On the way they encounter some trigger-happy fellow travelers who open fire when they notice Trimalchio looking at them with his spy glass. The party kills two of them, leaving a woman and her two children alive. It turns out they had fought their way past several bandit gangs, and thought the party was more of the same. They let her go, but keep a crate of her linens as recompense. Trimalchio tries to bind the ghosts of the men who attacked them into bullets, but in his incompetence awakens a crocodile spirit instead. It promises not to eat them if they feed it daily, and they accept.

The next day, a pack of coyotes attacks the airboat as it passes through a narrow channel between islands. The crocodile spirit demands that they kill some so it can feed, and Prince Puck almost shoots the hireling druid Arminius so they can feed him to the crocodile spirit instead. The coyotes attack and manage to maul Agatha before being fought off. Trimalchio takes more lotus powder so he can say goodbye for Barnaby, and while Agatha is not particularly impressed, she agrees to possess Barnaby’s armor so she doesn’t have to pass on to the afterlife. Arminius, not too happy about almost being made into a human sacrifice, runs away, trying his like in the wilds.

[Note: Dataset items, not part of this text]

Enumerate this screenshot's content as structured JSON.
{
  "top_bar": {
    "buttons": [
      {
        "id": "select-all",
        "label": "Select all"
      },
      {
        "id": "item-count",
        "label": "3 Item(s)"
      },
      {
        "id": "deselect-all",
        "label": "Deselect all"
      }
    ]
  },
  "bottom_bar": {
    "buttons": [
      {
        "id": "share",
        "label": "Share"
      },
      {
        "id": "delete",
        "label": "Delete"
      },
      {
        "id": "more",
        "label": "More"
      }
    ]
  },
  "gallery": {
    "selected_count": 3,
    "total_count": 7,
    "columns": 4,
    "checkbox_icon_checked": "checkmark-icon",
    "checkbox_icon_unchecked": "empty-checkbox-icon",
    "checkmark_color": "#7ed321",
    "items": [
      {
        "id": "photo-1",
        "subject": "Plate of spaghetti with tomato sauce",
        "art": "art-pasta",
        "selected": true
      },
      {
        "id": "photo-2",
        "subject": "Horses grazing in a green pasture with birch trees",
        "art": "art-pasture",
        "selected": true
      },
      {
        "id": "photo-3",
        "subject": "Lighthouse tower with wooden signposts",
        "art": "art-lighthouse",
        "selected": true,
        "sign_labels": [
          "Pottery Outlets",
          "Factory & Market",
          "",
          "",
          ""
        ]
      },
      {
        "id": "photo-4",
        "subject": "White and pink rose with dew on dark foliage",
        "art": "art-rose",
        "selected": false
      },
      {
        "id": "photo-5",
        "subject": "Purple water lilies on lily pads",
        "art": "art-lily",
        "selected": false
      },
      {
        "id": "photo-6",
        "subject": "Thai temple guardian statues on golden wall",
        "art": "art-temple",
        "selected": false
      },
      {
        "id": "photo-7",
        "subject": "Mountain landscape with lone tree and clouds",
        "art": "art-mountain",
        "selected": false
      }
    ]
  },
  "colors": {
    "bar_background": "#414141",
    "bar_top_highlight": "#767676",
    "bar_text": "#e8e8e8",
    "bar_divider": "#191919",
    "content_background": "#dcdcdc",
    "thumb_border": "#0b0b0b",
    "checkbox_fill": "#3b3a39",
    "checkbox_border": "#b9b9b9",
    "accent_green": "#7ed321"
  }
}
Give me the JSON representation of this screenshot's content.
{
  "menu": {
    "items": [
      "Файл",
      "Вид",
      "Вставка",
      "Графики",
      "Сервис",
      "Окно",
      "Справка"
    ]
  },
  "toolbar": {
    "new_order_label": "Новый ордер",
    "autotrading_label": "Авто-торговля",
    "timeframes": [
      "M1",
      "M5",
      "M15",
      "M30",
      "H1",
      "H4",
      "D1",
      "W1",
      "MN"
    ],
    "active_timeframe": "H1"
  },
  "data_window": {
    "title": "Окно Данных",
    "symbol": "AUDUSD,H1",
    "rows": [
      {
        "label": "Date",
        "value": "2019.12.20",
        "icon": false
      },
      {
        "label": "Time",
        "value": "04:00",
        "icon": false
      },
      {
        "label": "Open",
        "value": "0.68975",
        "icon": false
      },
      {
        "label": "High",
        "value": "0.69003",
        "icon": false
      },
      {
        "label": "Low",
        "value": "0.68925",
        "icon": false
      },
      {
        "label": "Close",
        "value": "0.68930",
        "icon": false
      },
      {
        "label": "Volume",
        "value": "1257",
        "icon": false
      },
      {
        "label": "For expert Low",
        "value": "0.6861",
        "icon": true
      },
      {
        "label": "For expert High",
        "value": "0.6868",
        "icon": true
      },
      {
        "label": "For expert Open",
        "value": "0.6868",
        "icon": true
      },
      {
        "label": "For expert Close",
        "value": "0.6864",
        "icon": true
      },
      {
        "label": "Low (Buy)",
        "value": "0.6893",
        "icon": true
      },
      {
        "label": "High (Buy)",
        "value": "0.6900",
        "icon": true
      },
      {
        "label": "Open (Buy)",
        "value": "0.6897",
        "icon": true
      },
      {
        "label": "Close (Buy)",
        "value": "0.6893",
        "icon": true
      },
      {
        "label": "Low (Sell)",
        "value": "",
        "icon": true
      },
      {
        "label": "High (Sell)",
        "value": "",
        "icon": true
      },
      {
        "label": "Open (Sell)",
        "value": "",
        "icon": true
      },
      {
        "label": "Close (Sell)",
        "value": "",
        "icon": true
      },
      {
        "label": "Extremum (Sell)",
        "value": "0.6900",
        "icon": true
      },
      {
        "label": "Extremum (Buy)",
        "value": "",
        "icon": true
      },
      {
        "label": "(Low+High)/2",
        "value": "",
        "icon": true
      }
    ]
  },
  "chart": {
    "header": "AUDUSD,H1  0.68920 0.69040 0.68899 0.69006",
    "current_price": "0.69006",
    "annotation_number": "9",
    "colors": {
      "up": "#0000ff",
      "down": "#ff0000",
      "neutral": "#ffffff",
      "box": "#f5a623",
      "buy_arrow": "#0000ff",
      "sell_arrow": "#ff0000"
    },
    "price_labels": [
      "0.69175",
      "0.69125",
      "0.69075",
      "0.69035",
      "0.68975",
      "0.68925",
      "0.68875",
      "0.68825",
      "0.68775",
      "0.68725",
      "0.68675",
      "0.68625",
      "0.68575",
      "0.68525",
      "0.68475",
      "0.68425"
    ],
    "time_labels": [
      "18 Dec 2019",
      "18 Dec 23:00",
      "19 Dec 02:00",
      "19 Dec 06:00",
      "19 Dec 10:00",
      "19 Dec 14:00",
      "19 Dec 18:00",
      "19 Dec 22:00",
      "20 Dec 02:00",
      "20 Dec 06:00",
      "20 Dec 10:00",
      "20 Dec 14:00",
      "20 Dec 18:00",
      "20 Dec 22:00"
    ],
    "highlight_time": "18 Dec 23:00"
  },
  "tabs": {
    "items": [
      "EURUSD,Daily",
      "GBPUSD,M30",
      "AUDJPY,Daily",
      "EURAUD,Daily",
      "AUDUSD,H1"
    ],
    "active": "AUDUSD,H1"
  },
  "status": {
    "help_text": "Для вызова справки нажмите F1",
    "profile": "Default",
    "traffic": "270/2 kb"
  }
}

The rest of the trip is unevenful, save for the final day, when three butterfly demons attack the boat just as the tower is in sight. One tries to put the party to sleep, another attacks Barnaby, while a third vomits onto the floor of the boat, partially dissolving it. The party dispatches them with ease, mopping up the butterfly acid with some of their stolen linens, and Pran Praq tells them that butterfly demons were once a civilized tribe on their own, but were twisted by the influence of some past civilization.

They make it to the tower, which is located on a perfectly circular island. They explore a tunnel located near the tower (the grass around it is dead, and the plants that do live are growing away from it). They find a single room with a water-filled, transparent column in the center. They see something murky floating in it, and Pran Praq notes that submersion is one of the few weaknesses of the Night Tribe. Barnaby, who had taken one of the butterfly demon heads as a trophy, notices that it begins speaking in this room. Prince Puck takes a rubbing of some strange writing they find, and everyone quickly leaves before anything happens. They spend the rest of the day having visions in the tower, which Prince Puck identifies as a monument of the Night Tribe. Barnaby and Trimalchio acquire a yet-to-be determined new sensitivity to magic, while Prince Puck, already well acquainted with magic, learns the sorcerous art of the Rime Key, but the process permanently turns his shadow big and scary. Trimalchio realizes he won’t have enough lotus powder to stave off withdrawal all the way back to Houndport.

Boat Status: 1 small hole, bottom partially dissolved but still unbreached.